A Fast, Fresh Salad For the Top Of Tomato Season

    Tomatoes are easy. They're everywhere, in every shape and color this time of year. Finding a great tomato however, is not easy. Summer does not  a tomato make, even though it's supposed to. Here in Sonoma we have a big field called The Patch.

   The patch is one driveway down from where we used to live. In fact that house with the tine roof visible though the trees is where our little yellow farmhouse used to be. So we've moved farther up a steeper hill but The Patch hasn't changed one bit. It's still a traditional community favorite, still attended by Leo The Patch Guy, and payment is still stuffed in a tin box on the honor system, something this long time city dweller had a long time wrapping her brain around. If you ever get up Sonoma way, make sure you make it a stop on your tour around the town and bring back some Sonoma goodness.
   The Patch by far, has some of the best tomatoes I've ever eaten. On occasion I've gotten a little carried away and been afraid I was getting a gouty toe and so, I had to dial it back on the love apples for awhile. But what's one supposed to do when that dizzy, crazy tomato season rolls around again except break out the mozzarella and start plucking basil, like a tweaking rabbit.
   Well hold on there sugar pop, there are other ways to go with one's tomatoes. One that I especially go for this time of year is wrapping them in a creamy fresh yogurt with a spicy chaunk.
This tomato raita recipe is crazy easy which is another great thing because how much time do you want to spend in a hot kitchen at the height of tomato season aka Summer? If you're like me, not much. This dish whips up fast and easy, and like a lot of these simple salads, goes just as well with Western dishes as it does with an Indian feast.

Tomato Raita

Here's what to do:
 Whip 2 cups of plain yogurt until smooth and creamy

  Add in 3/4 tsp of salt
 Grind in a couple of twists of white pepper
 Cut about 3 fresh ripe tomatoes into 1/2 pieces, or you can halve small cherry tomatoes.
 Drop them into the yogurt, but Don't Stir them in !!!!

 First comes The Chaunk!
Heat 1 Tbs of vegetable oil in a small pan or skillet.
 when the oil is hot add in:
  1 tsp of black mustard seeds
  1 fresh serrano chili seeded and finely chopped
 When the mustard seeds start to pop, mix it all into  the yogurt.

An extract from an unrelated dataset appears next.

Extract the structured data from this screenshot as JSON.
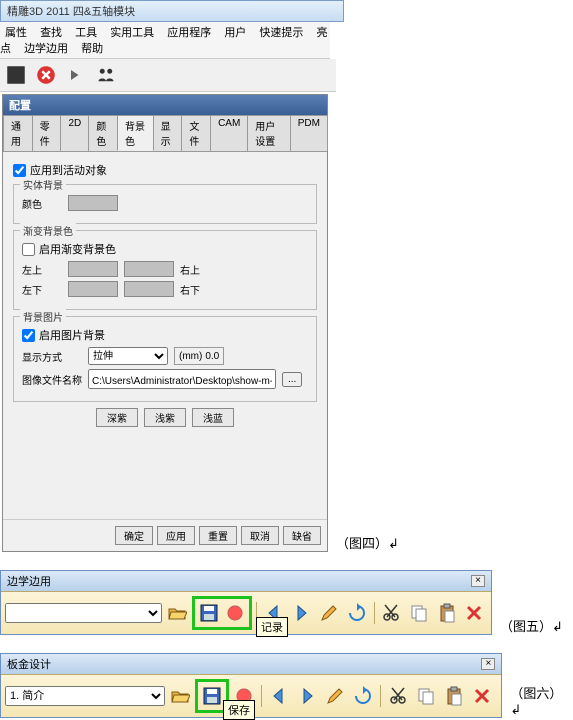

   Stir everything together carefully, sprinkle a bit of chopped fresh cilantro across the top and serve it up right away! This is not something you want to leave sitting around. Serve it fresh, cool and fast.

   On another topic I've been deeply involved with goat lately...I know that doesn't quiet sound right. I've just got a bad "goat jones" ever since I became involved with the Goaterie Gang. This last weekend I went in search of goat ribs for a tandoor experiment. How did it work out? Take a look.

   Marinated for 24 hours then slow cooked on the grill, it was amazing. The only thing that wasn't so amazing was the caveman-like behavior required to eat it. I didn't have the butcher crack the ribs so there was much tearing and gnashing. I was so glad that it was just the two of us since I wouldn't want to have any civilized people have to see me eating like that...truly greasy with goat meat. I loved the marinade and I am planning on cooking this again and giving the recipe. In the future I will be inviting guests and cutting the meat ahead of time and cooking it on long skewers to be more managable.
  One other great discovery with all this food was this:

   Fragrant and fruity, it did not go head to head with the goat. If you're looking for it, be quick. They've ripped out the vines to make room for a more popular grape, so it is as they say...leaving the planet.